OTCC is the only wildlife rehabilitation centre dedicated solely to providing medical and rehabilitative care to Ontario turtles. Once healed these turtles are released back into their natural habitat where they can continue to reproduce for many decades.
In 2009, we admitted a total of 50-80 turtles per year. This number has climbed steadily as people across the province learn about the work we do and the importance of turtles to their ecosystems. The admission numbers have steadily climbed, and 2017 saw 920 admitted turtles, in 2018 the number was 938, and in 2019 we saw a record number of 1498 admissions. In 2020, despite pandemic restrictions, a cool spring, and an excessively hot summer, admissions were still over 1,000 cases.
The centre operates under the leadership of Executive Director Dr. Sue Carstairs, Medical Director for the Turtle Hospital. OTCC is supported by a province-wide network of veterinarians, private clinics, and other wildlife centres who help to get the turtles immediate care while transport is being arranged to OTCC. These veterinarians receive any needed training, and ongoing support from Dr. Carstairs, and they act as First Responders if finders are unable to transport the turtles directly to us. Visit the Turtle Drop-off page for more information about what to do if you find an injured turtle.
Most of the turtles are brought to our hospital with thanks to Good Samaritans from across the province, with help from our Turtle Taxi Volunteers, that number over 800! These turtles come from across their home range in Ontario. Southern Ontario is THE place for turtles in Canada, with a higher concentration and number of species than anywhere else in Canada.

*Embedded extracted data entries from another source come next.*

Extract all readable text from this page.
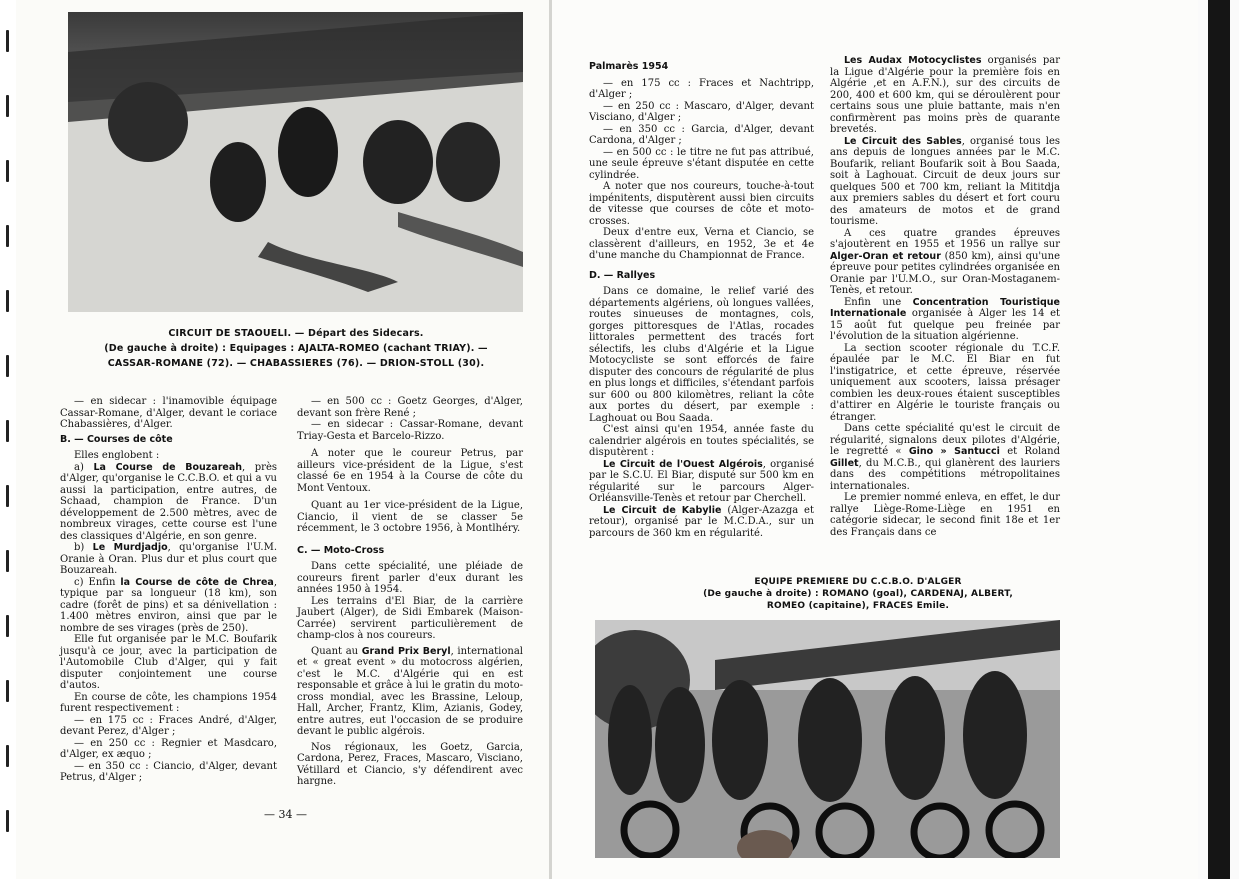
CIRCUIT DE STAOUELI. — Départ des Sidecars.
(De gauche à droite) : Equipages : AJALTA-ROMEO (cachant TRIAY). —
CASSAR-ROMANE (72). — CHABASSIERES (76). — DRION-STOLL (30).

— en sidecar : l'inamovible équipage Cassar-Romane, d'Alger, devant le coriace Chabassières, d'Alger.

B. — Courses de côte

Elles englobent :

a) La Course de Bouzareah, près d'Alger, qu'organise le C.C.B.O. et qui a vu aussi la participation, entre autres, de Schaad, champion de France. D'un développement de 2.500 mètres, avec de nombreux virages, cette course est l'une des classiques d'Algérie, en son genre.

b) Le Murdjadjo, qu'organise l'U.M. Oranie à Oran. Plus dur et plus court que Bouzareah.

c) Enfin la Course de côte de Chrea, typique par sa longueur (18 km), son cadre (forêt de pins) et sa dénivellation : 1.400 mètres environ, ainsi que par le nombre de ses virages (près de 250).

Elle fut organisée par le M.C. Boufarik jusqu'à ce jour, avec la participation de l'Automobile Club d'Alger, qui y fait disputer conjointement une course d'autos.

En course de côte, les champions 1954 furent respectivement :

— en 175 cc : Fraces André, d'Alger, devant Perez, d'Alger ;

— en 250 cc : Regnier et Masdcaro, d'Alger, ex æquo ;

— en 350 cc : Ciancio, d'Alger, devant Petrus, d'Alger ;

— en 500 cc : Goetz Georges, d'Alger, devant son frère René ;

— en sidecar : Cassar-Romane, devant Triay-Gesta et Barcelo-Rizzo.

A noter que le coureur Petrus, par ailleurs vice-président de la Ligue, s'est classé 6e en 1954 à la Course de côte du Mont Ventoux.

Quant au 1er vice-président de la Ligue, Ciancio, il vient de se classer 5e récemment, le 3 octobre 1956, à Montlhéry.

C. — Moto-Cross

Dans cette spécialité, une pléiade de coureurs firent parler d'eux durant les années 1950 à 1954.

Les terrains d'El Biar, de la carrière Jaubert (Alger), de Sidi Embarek (Maison-Carrée) servirent particulièrement de champ-clos à nos coureurs.

Quant au Grand Prix Beryl, international et « great event » du motocross algérien, c'est le M.C. d'Algérie qui en est responsable et grâce à lui le gratin du moto-cross mondial, avec les Brassine, Leloup, Hall, Archer, Frantz, Klim, Azianis, Godey, entre autres, eut l'occasion de se produire devant le public algérois.

Nos régionaux, les Goetz, Garcia, Cardona, Perez, Fraces, Mascaro, Visciano, Vétillard et Ciancio, s'y défendirent avec hargne.

— 34 —
Palmarès 1954

— en 175 cc : Fraces et Nachtripp, d'Alger ;

— en 250 cc : Mascaro, d'Alger, devant Visciano, d'Alger ;

— en 350 cc : Garcia, d'Alger, devant Cardona, d'Alger ;

— en 500 cc : le titre ne fut pas attribué, une seule épreuve s'étant disputée en cette cylindrée.

A noter que nos coureurs, touche-à-tout impénitents, disputèrent aussi bien circuits de vitesse que courses de côte et moto-crosses.

Deux d'entre eux, Verna et Ciancio, se classèrent d'ailleurs, en 1952, 3e et 4e d'une manche du Championnat de France.

D. — Rallyes

Dans ce domaine, le relief varié des départements algériens, où longues vallées, routes sinueuses de montagnes, cols, gorges pittoresques de l'Atlas, rocades littorales permettent des tracés fort sélectifs, les clubs d'Algérie et la Ligue Motocycliste se sont efforcés de faire disputer des concours de régularité de plus en plus longs et difficiles, s'étendant parfois sur 600 ou 800 kilomètres, reliant la côte aux portes du désert, par exemple : Laghouat ou Bou Saada.

C'est ainsi qu'en 1954, année faste du calendrier algérois en toutes spécialités, se disputèrent :

Le Circuit de l'Ouest Algérois, organisé par le S.C.U. El Biar, disputé sur 500 km en régularité sur le parcours Alger-Orléansville-Tenès et retour par Cherchell.

Le Circuit de Kabylie (Alger-Azazga et retour), organisé par le M.C.D.A., sur un parcours de 360 km en régularité.

Les Audax Motocyclistes organisés par la Ligue d'Algérie pour la première fois en Algérie ,et en A.F.N.), sur des circuits de 200, 400 et 600 km, qui se déroulèrent pour certains sous une pluie battante, mais n'en confirmèrent pas moins près de quarante brevetés.

Le Circuit des Sables, organisé tous les ans depuis de longues années par le M.C. Boufarik, reliant Boufarik soit à Bou Saada, soit à Laghouat. Circuit de deux jours sur quelques 500 et 700 km, reliant la Mititdja aux premiers sables du désert et fort couru des amateurs de motos et de grand tourisme.

A ces quatre grandes épreuves s'ajoutèrent en 1955 et 1956 un rallye sur Alger-Oran et retour (850 km), ainsi qu'une épreuve pour petites cylindrées organisée en Oranie par l'U.M.O., sur Oran-Mostaganem-Tenès, et retour.

Enfin une Concentration Touristique Internationale organisée à Alger les 14 et 15 août fut quelque peu freinée par l'évolution de la situation algérienne.

La section scooter régionale du T.C.F. épaulée par le M.C. El Biar en fut l'instigatrice, et cette épreuve, réservée uniquement aux scooters, laissa présager combien les deux-roues étaient susceptibles d'attirer en Algérie le touriste français ou étranger.

Dans cette spécialité qu'est le circuit de régularité, signalons deux pilotes d'Algérie, le regretté « Gino » Santucci et Roland Gillet, du M.C.B., qui glanèrent des lauriers dans des compétitions métropolitaines internationales.

Le premier nommé enleva, en effet, le dur rallye Liège-Rome-Liège en 1951 en catégorie sidecar, le second finit 18e et 1er des Français dans ce

EQUIPE PREMIERE DU C.C.B.O. D'ALGER
(De gauche à droite) : ROMANO (goal), CARDENAJ, ALBERT,
ROMEO (capitaine), FRACES Emile.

Educating the public about what to do if they see a turtle on the road, or find an injured turtle, has lead to our admission number increasing greatly. This means that more turtles are getting the help they need to get back home. We have a network of “First Responders” across the province, which are mainly veterinarians who donate their time to help turtles in their area, until they can get transported to OTCC for surgery and continued care. This way, turtles get quick access to emergency care. These First Responders are provided with the materials and training they need, to provide this care. We can’t thank them enough for providing this vital role.